Status: Closed
Completion Date: 09/30/2022
Quarterly Update:
4th Quarter: The Taxpayer Advocate Service (TAS) completed identifying taxpayers with recently defaulted installment agreements, which have not been reinstated, where the taxpayer’s likely allowable expenses exceed their gross income. IRS will test the effectiveness of soliciting offers in compromise from a statistically valid sample of these taxpayers. All actions on this objective have been completed as of 9/30/2022.
3rd Quarter: The Taxpayer Advocate Service (TAS) identified taxpayers with recently defaulted installment agreements, which have not been reinstated, where the taxpayer’s likely allowable expenses exceed their gross income. The Small Business Self-Employed (SBSE) Operating Division agreed to test the effectiveness of soliciting offers in compromise from a statistically valid sample of these taxpayers after next filing season. This is the first time the IRS has agreed to use the algorithm TAS developed.
2nd Quarter: The Taxpayer Advocate Service (TAS) solicited input from the Low Income Taxpayer Clinics (LITCs) regarding the difficulties they encounter when using the IRS’ allowable expenses to determine a taxpayer’s ability to pay. Also, TAS Research is working with the IRS offer in compromise (OIC) unit to establish a pilot testing the effectiveness of soliciting OICs from taxpayers with defaulted installment agreements and offset tax refunds, and where the TAS algorithm indicates the taxpayer is unable to pay toward the unpaid tax delinquency. The extensive financial evaluation occurring with OIC submissions will provide additional data to measure the effectiveness of the TAS economic hardship algorithm.

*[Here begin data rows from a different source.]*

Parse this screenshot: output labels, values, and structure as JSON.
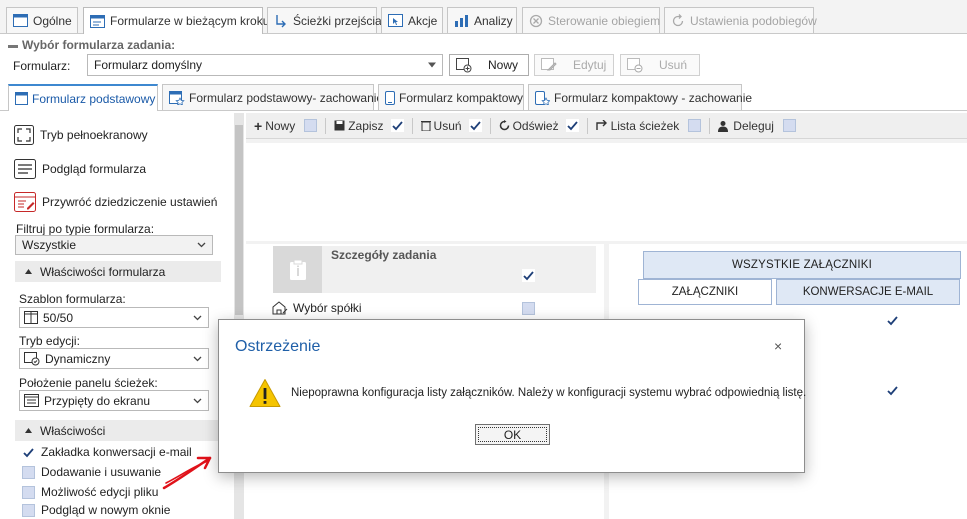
{
  "tabs": {
    "general": "Ogólne",
    "forms_current_step": "Formularze w bieżącym kroku",
    "transition_paths": "Ścieżki przejścia",
    "actions": "Akcje",
    "analyses": "Analizy",
    "flow_control": "Sterowanie obiegiem",
    "subflow_settings": "Ustawienia podobiegów"
  },
  "form_selection": {
    "section_title": "Wybór formularza zadania:",
    "label": "Formularz:",
    "value": "Formularz domyślny",
    "new_button": "Nowy",
    "edit_button": "Edytuj",
    "delete_button": "Usuń"
  },
  "subtabs": {
    "basic": "Formularz podstawowy",
    "basic_behavior": "Formularz podstawowy- zachowanie",
    "compact": "Formularz kompaktowy",
    "compact_behavior": "Formularz kompaktowy - zachowanie"
  },
  "left_panel": {
    "fullscreen": "Tryb pełnoekranowy",
    "preview": "Podgląd formularza",
    "restore": "Przywróć dziedziczenie ustawień",
    "filter_label": "Filtruj po typie formularza:",
    "filter_value": "Wszystkie",
    "form_props_header": "Właściwości formularza",
    "template_label": "Szablon formularza:",
    "template_value": "50/50",
    "edit_mode_label": "Tryb edycji:",
    "edit_mode_value": "Dynamiczny",
    "path_panel_label": "Położenie panelu ścieżek:",
    "path_panel_value": "Przypięty do ekranu",
    "props_header": "Właściwości",
    "checkboxes": [
      {
        "label": "Zakładka konwersacji e-mail",
        "checked": true
      },
      {
        "label": "Dodawanie i usuwanie",
        "checked": false
      },
      {
        "label": "Możliwość edycji pliku",
        "checked": false
      },
      {
        "label": "Podgląd w nowym oknie",
        "checked": false
      }
    ]
  },
  "toolbar": {
    "new": "Nowy",
    "save": "Zapisz",
    "delete": "Usuń",
    "refresh": "Odśwież",
    "path_list": "Lista ścieżek",
    "delegate": "Deleguj"
  },
  "form_canvas": {
    "task_details": "Szczegóły zadania",
    "company_choice": "Wybór spółki"
  },
  "attachments": {
    "all": "WSZYSTKIE ZAŁĄCZNIKI",
    "attachments_tab": "ZAŁĄCZNIKI",
    "email_tab": "KONWERSACJE E-MAIL"
  },
  "dialog": {
    "title": "Ostrzeżenie",
    "message": "Niepoprawna konfiguracja listy załączników. Należy w konfiguracji systemu wybrać odpowiednią listę.",
    "ok": "OK",
    "close": "×"
  },
  "colors": {
    "accent": "#1a5aa8",
    "warning": "#f5c400",
    "annotation": "#e0121a"
  }
}
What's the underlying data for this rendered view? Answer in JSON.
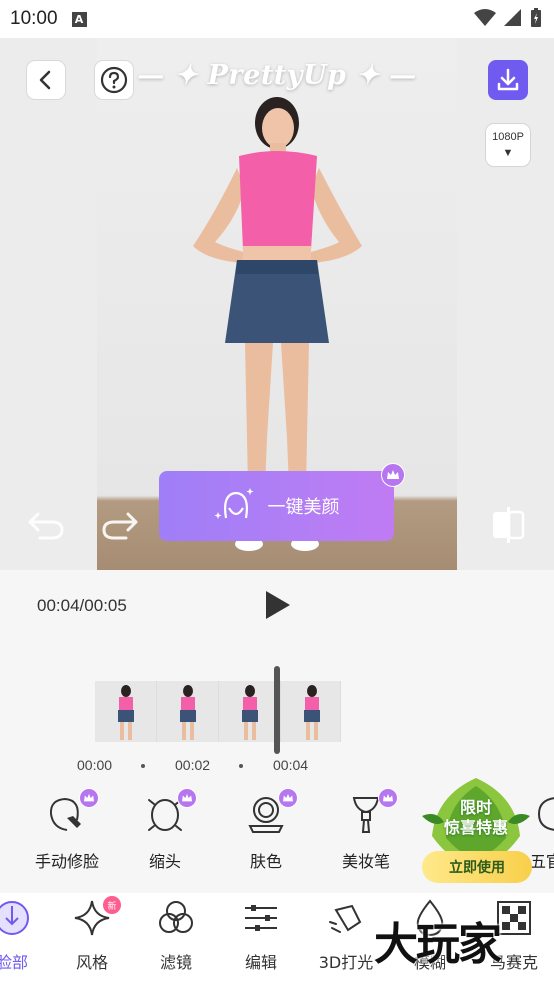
{
  "status_bar": {
    "time": "10:00",
    "notification_glyph": "A"
  },
  "preview": {
    "brand": "— ✦ PrettyUp ✦ —",
    "resolution": {
      "label": "1080P",
      "arrow": "▼"
    },
    "one_tap_beauty_label": "一键美颜"
  },
  "playback": {
    "current_time": "00:04",
    "total_time": "00:05",
    "time_separator": "/",
    "ticks": [
      "00:00",
      "00:02",
      "00:04"
    ]
  },
  "tools": [
    {
      "label": "手动修脸",
      "icon": "manual-face-icon",
      "premium": true
    },
    {
      "label": "缩头",
      "icon": "shrink-head-icon",
      "premium": true
    },
    {
      "label": "肤色",
      "icon": "skin-tone-icon",
      "premium": true
    },
    {
      "label": "美妆笔",
      "icon": "makeup-brush-icon",
      "premium": true
    },
    {
      "label": "五官",
      "icon": "features-icon",
      "premium": false
    }
  ],
  "promo": {
    "title_line1": "限时",
    "title_line2": "惊喜特惠",
    "button": "立即使用"
  },
  "nav": [
    {
      "label": "脸部",
      "icon": "face-icon",
      "active": true
    },
    {
      "label": "风格",
      "icon": "sparkle-icon",
      "badge": "新"
    },
    {
      "label": "滤镜",
      "icon": "filter-icon"
    },
    {
      "label": "编辑",
      "icon": "sliders-icon"
    },
    {
      "label": "3D打光",
      "icon": "lighting-icon"
    },
    {
      "label": "模糊",
      "icon": "blur-drop-icon"
    },
    {
      "label": "马赛克",
      "icon": "mosaic-icon"
    }
  ],
  "watermark": "大玩家",
  "colors": {
    "accent": "#6f5bf0",
    "beauty_button": "#b27ef5",
    "promo_button": "#f8cf4a",
    "new_badge": "#ff5d8f"
  }
}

1st Quarter: The Taxpayer Advocate Service (TAS) has implemented several activities to improve collection practices and communication provided by IRS, specifically for low-income taxpayers including;
Working with IRS so they no longer offset, or recoup, refunds for the calendar year in which an Offer in Compromise (OIC) is accepted and systemic offset of overpayments will continue before the OIC acceptance date. For taxpayers who had submitted an OIC, the offset bypass refund (OBR) remedy was unavailable to them and the IRS retained the refunds shown on their tax returns for the calendar year when IRS accepted the OIC. Under the new procedures, the IRS is allowing qualifying taxpayers experiencing financial hardship to seek OBRs while their OICs are pending the IRS’s consideration and these individuals will be able to retain their tax refunds if they meet the criteria in the Internal Revenue Manual (IRM).

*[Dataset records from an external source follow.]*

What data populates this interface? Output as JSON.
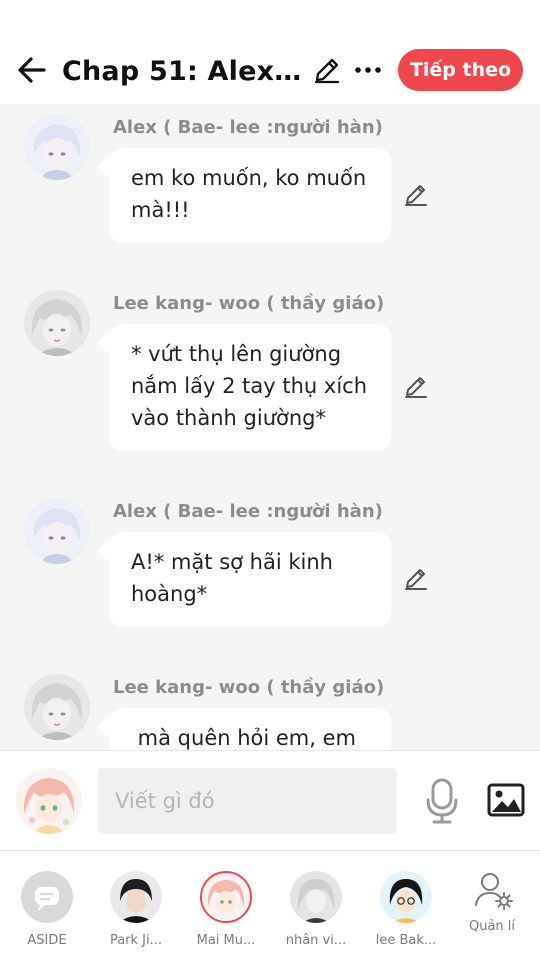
{
  "header": {
    "title": "Chap 51: Alex v...",
    "next_label": "Tiếp theo",
    "accent_color": "#f0464d"
  },
  "messages": [
    {
      "name": "Alex (  Bae- lee :người hàn)",
      "text": "em ko muốn, ko muốn mà!!!",
      "avatar": "alex-avatar"
    },
    {
      "name": "Lee kang- woo ( thầy giáo)",
      "text": "* vứt thụ lên giường nắm lấy 2 tay thụ xích vào thành giường*",
      "avatar": "lee-avatar"
    },
    {
      "name": "Alex (  Bae- lee :người hàn)",
      "text": "A!* mặt sợ hãi kinh hoàng*",
      "avatar": "alex-avatar"
    },
    {
      "name": "Lee kang- woo ( thầy giáo)",
      "text": " mà quên hỏi em, em",
      "avatar": "lee-avatar"
    }
  ],
  "input": {
    "placeholder": "Viết gì đó"
  },
  "tabs": [
    {
      "label": "ASIDE",
      "icon": "chat-bubble-icon"
    },
    {
      "label": "Park Ji...",
      "icon": "avatar"
    },
    {
      "label": "Mai Mu...",
      "icon": "avatar"
    },
    {
      "label": "nhân vi...",
      "icon": "avatar"
    },
    {
      "label": "lee Bak...",
      "icon": "avatar"
    },
    {
      "label": "Quản lí",
      "icon": "user-settings-icon"
    }
  ]
}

Working with the IRS on various communications to taxpayers including revising Notice CP (Computer Paragraph) 15 and any other correspondence to taxpayers that in the IRS’s view constitutes “an opportunity to dispute such liability” for purposes of IRC § 6330(c)(2)(B). The revisions will include detailed information about taxpayers’ rights and consequences of an administrative appeal, explain the notice constitutes their only “opportunity to dispute” the liability, and explain the taxpayer will not be permitted to dispute the merits of the liability at a future Collection Due Process (CDP) hearing or before the U.S. Tax Court.

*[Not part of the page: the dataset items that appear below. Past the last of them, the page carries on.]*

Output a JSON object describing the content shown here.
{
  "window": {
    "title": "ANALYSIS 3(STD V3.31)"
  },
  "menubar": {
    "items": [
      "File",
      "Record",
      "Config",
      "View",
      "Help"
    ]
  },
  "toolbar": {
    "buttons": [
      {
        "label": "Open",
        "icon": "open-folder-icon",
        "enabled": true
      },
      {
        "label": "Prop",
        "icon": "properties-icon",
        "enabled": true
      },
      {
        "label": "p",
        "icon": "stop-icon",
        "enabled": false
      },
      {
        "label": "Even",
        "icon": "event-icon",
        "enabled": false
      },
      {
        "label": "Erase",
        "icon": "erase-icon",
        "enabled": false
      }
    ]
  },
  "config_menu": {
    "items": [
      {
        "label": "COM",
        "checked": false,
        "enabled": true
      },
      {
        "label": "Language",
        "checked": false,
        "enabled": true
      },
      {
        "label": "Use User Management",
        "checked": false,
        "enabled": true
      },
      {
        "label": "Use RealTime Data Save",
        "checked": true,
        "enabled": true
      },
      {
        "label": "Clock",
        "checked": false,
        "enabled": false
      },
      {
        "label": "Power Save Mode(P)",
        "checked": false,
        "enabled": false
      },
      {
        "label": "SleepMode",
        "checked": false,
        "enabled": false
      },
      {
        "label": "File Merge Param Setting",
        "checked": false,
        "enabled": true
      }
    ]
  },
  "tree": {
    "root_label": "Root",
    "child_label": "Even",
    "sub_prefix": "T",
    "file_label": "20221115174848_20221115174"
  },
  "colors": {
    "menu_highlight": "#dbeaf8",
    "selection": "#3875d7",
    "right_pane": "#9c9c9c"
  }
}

Proposing through the Annual Report to Congress (ARC) Collections Most Serious Problems (MSP) administrative recommendations including, allowing the taxpayer’s current financial situation to be considered instead of the income listed on the most recent tax return and adopting procedures that allow the IRS to consider changes in taxpayers’ circumstances when determining the applicable Installment Agreement (IA) user fee, similar to procedures in place for considering whether a taxpayer qualifies for an Offer in Compromise (OIC) fee waiver. TAS is also advocating for taxpayers to prevent undue hardship for those waiting for waiver consideration, as well as for any taxpayer where the user fee is more than their agreed upon regular payment by proposing an administrative recommendation to change IAs to incorporate user fees into the agreed-upon payments over the life of the agreement rather than requiring taxpayers to pay the user fee in the first month.
Discussing with the Small Business/Self Employed (SB/SE) division how the IRS uses allowable living expenses including discussing the importance of either implementing an algorithm to detect taxpayers at risk of their Installment Agreements (IAs) causing economic hardship or conducting more research to further perfect the TAS algorithm in identifying taxpayers where the IA would likely cause economic hardship.